For fans of The Great British Bake Off who once cherished the show for the big snuggle of cosy warm lovely good vibes it afforded, cold reality is now biting hard.

For a while, after Bake Off suddenly spat its biscuits in the face of the BBC that had stood by it all those years, nurturing it to become the big shot it became, and ran away for Channel 4, a younger channel with more money, there came soothing promises. There’d be no hard feelings. Nothing would change, and everyone would stay friends, and we’d all get along. Now, though, the oven gloves are off. Things are getting nasty, and Bake Off fans find themselves in the position of bewildered children in the wake of a poisonous divorce.

Things came to a head this week as the BBC introduced its woeful new not-Bake-Off surrogate, The Big Family Cooking Showdown (BBC Two), in which teams of families weirdly cook meals together against other families weirdly cooking together.

Even in a week that also witnessed the dawn of Noel Edmonds’s Cheap Cheap Cheap (Channel 4), this stood out as an abysmal idea for a TV show. Say what you like about Cheap Cheap Cheap, at least it leaves you trying to think of something to say. It’s like The Strange World Of Gurney Slade, except made by evil morons inside a terrified home shopping channel they’ve taken hostage. This is Noel’s masterpiece. Listen and you may hear him quietly repeating beneath his beard the triumphant words of John Doe, the killer in Se7en: “People will barely be able to comprehend it. But they won’t be able to deny it.”

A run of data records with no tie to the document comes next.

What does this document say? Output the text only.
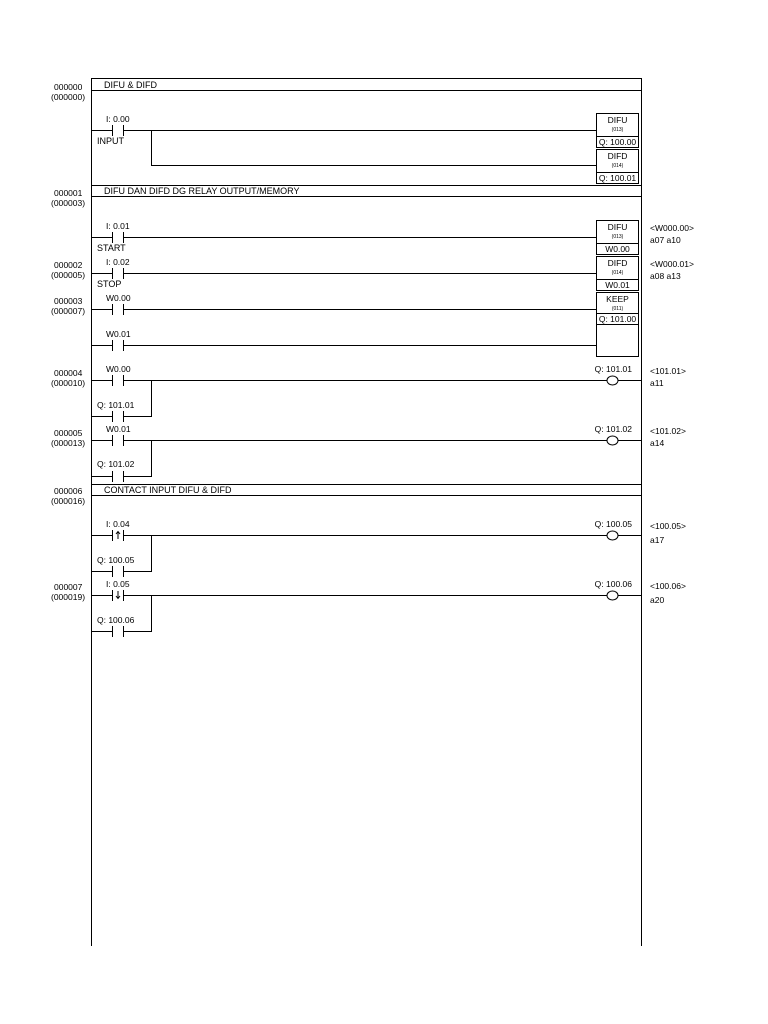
000000
(000000)
000001
(000003)
000002
(000005)
000003
(000007)
000004
(000010)
000005
(000013)
000006
(000016)
000007
(000019)
DIFU & DIFD
DIFU DAN DIFD DG RELAY OUTPUT/MEMORY
CONTACT INPUT DIFU & DIFD
I: 0.00
INPUT
DIFU
(013)
Q: 100.00
DIFD
(014)
Q: 100.01
I: 0.01
START
DIFU
(013)
W0.00
<W000.00>
a07 a10
I: 0.02
STOP
DIFD
(014)
W0.01
<W000.01>
a08 a13
W0.00
W0.01
KEEP
(011)
Q: 101.00
W0.00
Q: 101.01
Q: 101.01 <101.01>
a11
W0.01
Q: 101.02
Q: 101.02 <101.02>
a14
I: 0.04
Q: 100.05
Q: 100.05 <100.05>
a17
I: 0.05
Q: 100.06
Q: 100.06 <100.06>
a20
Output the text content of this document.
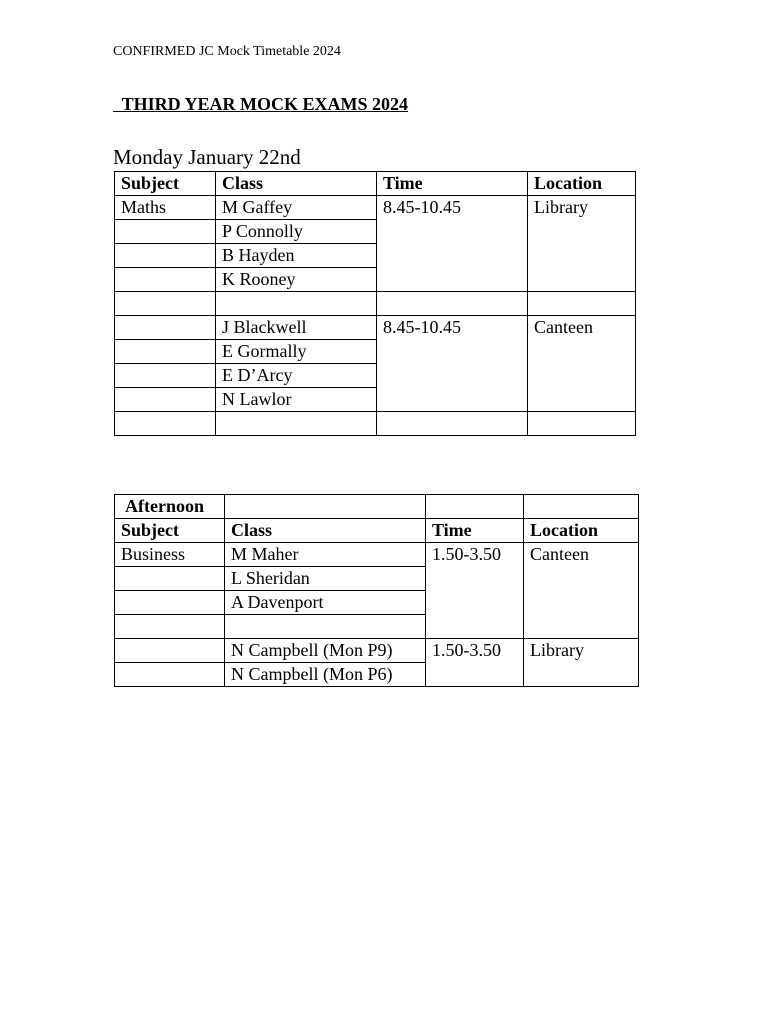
CONFIRMED JC Mock Timetable 2024
THIRD YEAR MOCK EXAMS 2024
Monday January 22nd
Subject	Class	Time	Location
Maths	M Gaffey	8.45-10.45	Library
	P Connolly		
	B Hayden		
	K Rooney		

	J Blackwell	8.45-10.45	Canteen
	E Gormally		
	E D’Arcy		
	N Lawlor		

Afternoon			
Subject	Class	Time	Location
Business	M Maher	1.50-3.50	Canteen
	L Sheridan		
	A Davenport		

	N Campbell (Mon P9)	1.50-3.50	Library
	N Campbell (Mon P6)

From its ungainly title down, The Big Family Cooking Showdown only underlines how not Bake Off it is by trying so hard to be Bake Off, but not so much they can get sued. The plan is: forget the competitive element; emphasise the lovely. So there is lovely music, and a lovely country setting, and lovely presenters, and everyone hugs and chatters constantly about how food is such a lovely part of their lovely lives. And it’s like watching semolina drying.

It got worse when Channel 4 crashed the party by suddenly announcing it would now be launching the new Bake Off next week in a direct clash, competing in the same 8pm Tuesday slot.

For the traumatised Bake Off fan, still reeling from how limply terrible The Big Family Cooking Showdown was, this was like being called into the kitchen by one parent proffering two tin cans and a piece of string, saying through gritted teeth, “Look, we can make a telephone! See, we can still have fun on our own, can’t we? Aren’t we having FUN?” – only for the other parent to come roaring up outside in an open-topped sports car with a model in the passenger seat, brandishing a PS4 and tickets for Disneyland Paris, and claiming angrily that we’d all agreed on this sleepover date ages ago.

Can’t you just stop shouting at each other? Can’t you see you’re tearing us apart? Why can’t it all just go back to the way things used to be?